Eine gute Beziehung gibt man nicht auf

Giljo und Wiebe sind sich einig, dass eine gute Beziehung sehr viel wert ist.
Geschäftsführer Wiebe Bosman und Sales Manager Thomas de Kraker von Smart Trailer Solutions haben eine gute Beziehung. „Ja, wir stehen wenigstens einmal pro Woche in Kontakt. Wir mieten jetzt zusätzlich bis Ende des Jahres 12 K-Forces über STS und die Kontakte dafür laufen über Thomas.
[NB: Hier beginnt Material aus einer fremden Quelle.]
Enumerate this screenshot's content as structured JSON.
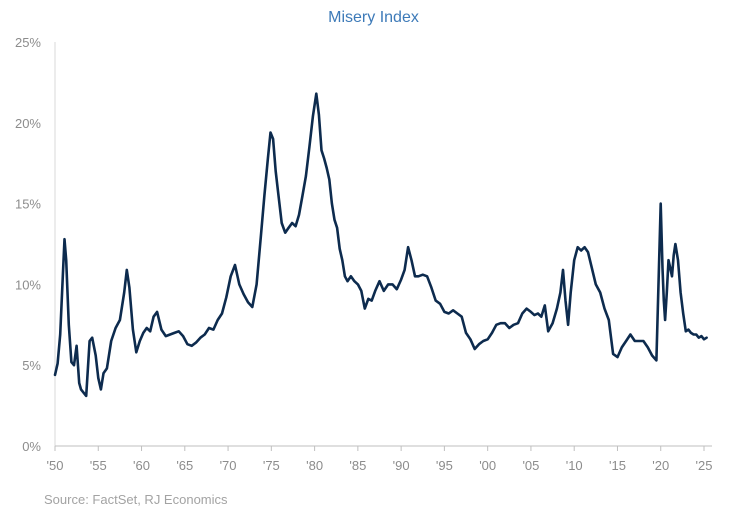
{
  "chart_data": {
    "type": "line",
    "title": "Misery Index",
    "xlabel": "",
    "ylabel": "",
    "xlim": [
      1950,
      2025.5
    ],
    "ylim": [
      0,
      25
    ],
    "y_ticks": [
      "0%",
      "5%",
      "10%",
      "15%",
      "20%",
      "25%"
    ],
    "x_ticks": [
      "'50",
      "'55",
      "'60",
      "'65",
      "'70",
      "'75",
      "'80",
      "'85",
      "'90",
      "'95",
      "'00",
      "'05",
      "'10",
      "'15",
      "'20",
      "'25"
    ],
    "grid": false,
    "line_color": "#0d2b4e",
    "series": [
      {
        "name": "",
        "x": [
          1950.0,
          1950.3,
          1950.6,
          1950.9,
          1951.1,
          1951.3,
          1951.6,
          1951.9,
          1952.2,
          1952.5,
          1952.8,
          1953.0,
          1953.3,
          1953.6,
          1954.0,
          1954.3,
          1954.7,
          1955.0,
          1955.3,
          1955.6,
          1956.0,
          1956.5,
          1957.0,
          1957.5,
          1958.0,
          1958.3,
          1958.6,
          1959.0,
          1959.4,
          1959.8,
          1960.2,
          1960.6,
          1961.0,
          1961.4,
          1961.8,
          1962.3,
          1962.8,
          1963.3,
          1963.8,
          1964.3,
          1964.8,
          1965.3,
          1965.8,
          1966.3,
          1966.8,
          1967.3,
          1967.8,
          1968.3,
          1968.8,
          1969.3,
          1969.8,
          1970.3,
          1970.8,
          1971.3,
          1971.8,
          1972.3,
          1972.8,
          1973.3,
          1973.8,
          1974.2,
          1974.6,
          1974.9,
          1975.2,
          1975.5,
          1975.8,
          1976.2,
          1976.6,
          1977.0,
          1977.4,
          1977.8,
          1978.2,
          1978.6,
          1979.0,
          1979.4,
          1979.8,
          1980.2,
          1980.5,
          1980.8,
          1981.1,
          1981.4,
          1981.7,
          1982.0,
          1982.3,
          1982.6,
          1982.9,
          1983.2,
          1983.5,
          1983.8,
          1984.2,
          1984.6,
          1985.0,
          1985.4,
          1985.8,
          1986.2,
          1986.6,
          1987.0,
          1987.5,
          1988.0,
          1988.5,
          1989.0,
          1989.5,
          1990.0,
          1990.4,
          1990.8,
          1991.2,
          1991.6,
          1992.0,
          1992.5,
          1993.0,
          1993.5,
          1994.0,
          1994.5,
          1995.0,
          1995.5,
          1996.0,
          1996.5,
          1997.0,
          1997.5,
          1998.0,
          1998.5,
          1999.0,
          1999.5,
          2000.0,
          2000.5,
          2001.0,
          2001.5,
          2002.0,
          2002.5,
          2003.0,
          2003.5,
          2004.0,
          2004.5,
          2005.0,
          2005.4,
          2005.8,
          2006.2,
          2006.6,
          2007.0,
          2007.5,
          2008.0,
          2008.4,
          2008.7,
          2009.0,
          2009.3,
          2009.6,
          2010.0,
          2010.4,
          2010.8,
          2011.2,
          2011.6,
          2012.0,
          2012.5,
          2013.0,
          2013.5,
          2014.0,
          2014.5,
          2015.0,
          2015.5,
          2016.0,
          2016.5,
          2017.0,
          2017.5,
          2018.0,
          2018.5,
          2019.0,
          2019.5,
          2020.0,
          2020.2,
          2020.35,
          2020.5,
          2020.7,
          2020.9,
          2021.1,
          2021.3,
          2021.5,
          2021.7,
          2022.0,
          2022.3,
          2022.6,
          2022.9,
          2023.2,
          2023.5,
          2023.8,
          2024.1,
          2024.4,
          2024.7,
          2025.0,
          2025.3
        ],
        "y": [
          4.4,
          5.1,
          6.9,
          10.5,
          12.8,
          11.5,
          7.5,
          5.2,
          5.0,
          6.2,
          3.9,
          3.5,
          3.3,
          3.1,
          6.5,
          6.7,
          5.6,
          4.2,
          3.5,
          4.5,
          4.8,
          6.5,
          7.3,
          7.8,
          9.5,
          10.9,
          9.8,
          7.2,
          5.8,
          6.5,
          7.0,
          7.3,
          7.1,
          8.0,
          8.3,
          7.2,
          6.8,
          6.9,
          7.0,
          7.1,
          6.8,
          6.3,
          6.2,
          6.4,
          6.7,
          6.9,
          7.3,
          7.2,
          7.8,
          8.2,
          9.2,
          10.5,
          11.2,
          10.0,
          9.4,
          8.9,
          8.6,
          10.0,
          13.0,
          15.5,
          17.8,
          19.4,
          19.0,
          17.0,
          15.6,
          13.8,
          13.2,
          13.5,
          13.8,
          13.6,
          14.3,
          15.5,
          16.7,
          18.5,
          20.4,
          21.8,
          20.5,
          18.3,
          17.8,
          17.2,
          16.5,
          15.0,
          14.0,
          13.5,
          12.2,
          11.5,
          10.5,
          10.2,
          10.5,
          10.2,
          10.0,
          9.6,
          8.5,
          9.1,
          9.0,
          9.6,
          10.2,
          9.6,
          10.0,
          10.0,
          9.7,
          10.3,
          10.9,
          12.3,
          11.5,
          10.5,
          10.5,
          10.6,
          10.5,
          9.8,
          9.0,
          8.8,
          8.3,
          8.2,
          8.4,
          8.2,
          8.0,
          7.0,
          6.6,
          6.0,
          6.3,
          6.5,
          6.6,
          7.0,
          7.5,
          7.6,
          7.6,
          7.3,
          7.5,
          7.6,
          8.2,
          8.5,
          8.3,
          8.1,
          8.2,
          8.0,
          8.7,
          7.1,
          7.6,
          8.5,
          9.5,
          10.9,
          9.0,
          7.5,
          9.5,
          11.5,
          12.3,
          12.1,
          12.3,
          12.0,
          11.1,
          10.0,
          9.5,
          8.5,
          7.8,
          5.7,
          5.5,
          6.1,
          6.5,
          6.9,
          6.5,
          6.5,
          6.5,
          6.1,
          5.6,
          5.3,
          15.0,
          11.0,
          9.0,
          7.8,
          9.5,
          11.5,
          11.0,
          10.5,
          11.8,
          12.5,
          11.5,
          9.5,
          8.2,
          7.1,
          7.2,
          7.0,
          6.9,
          6.9,
          6.7,
          6.8,
          6.6,
          6.7
        ]
      }
    ],
    "source_note": "Source: FactSet, RJ Economics"
  }
}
Wir haben eine gute Beziehung und das soll sich nicht ändern. Wir bauen gemeinsam etwas auf, im wörtlichen und im übertragenen Sinne. Wir brauchten kürzere Auflieger, nur 50 cm kürzer als üblich. In Axel bauen sie diese nach Wunsch. Und schließlich wurde das zu einer Standardgröße“, so Wiebe.

Wir sind miteinander ziemlich verflochten, sagt Giljo. „Es ist komplexer als nur Kraker/Bosman“, ergänzt Wiebe, „mehr als nur Spediteur und Lieferant. Die Rollen wechseln sich oft ab.“

„Seit 2024 stieg die Anzahl K-Force Agri-Trailers rasch an, von 8 auf 12 Stück. Die Auflieger sind mit Sonderoptionen ausgestattet, beispielsweise einem veränderten Dach, einem 6-mm-Boden und Optionen für ein möglichst geringes Eigengewicht. Wir werden stets einige Kipper behalten, beispielsweise, um kontrolliert auf ein Fließband entladen zu können“, erklärt Wiebe, um zu verdeutlichen, welche Art Fahrzeug jeweils eingesetzt wird.

Bei Bosman fahren auch noch einige ältere Kraker herum, aus einer Zeit vor der Einführung von K-Force. Wiebe: „Es sagt schon einiges aus, dass man jetzt nicht mehr sofort weiß, welcher Typ welcher ist. Das bedeutet, dass sie alle gleich gut sind.“

Ein breites und flexibles Angebot für unsere Kunden

„Seit 2021 kaufen wir nur noch Kraker. Der persönliche Kontakt, die Reaktion auf Anfragen, das ist einfach typisch Jan. Wir können miteinander vollkommen offen sprechen.“

Giljo Bosman schließt: „Bei allem, was wir unternehmen, haben wir ein Auge auf die Kontinuität. Durch die Bündelung unserer Kräfte entsteht ein Netzwerk, mit dem wir das Angebot und die Flexibilität für unsere Kunden verbessern.“ Wiebe ist ganz seiner Meinung.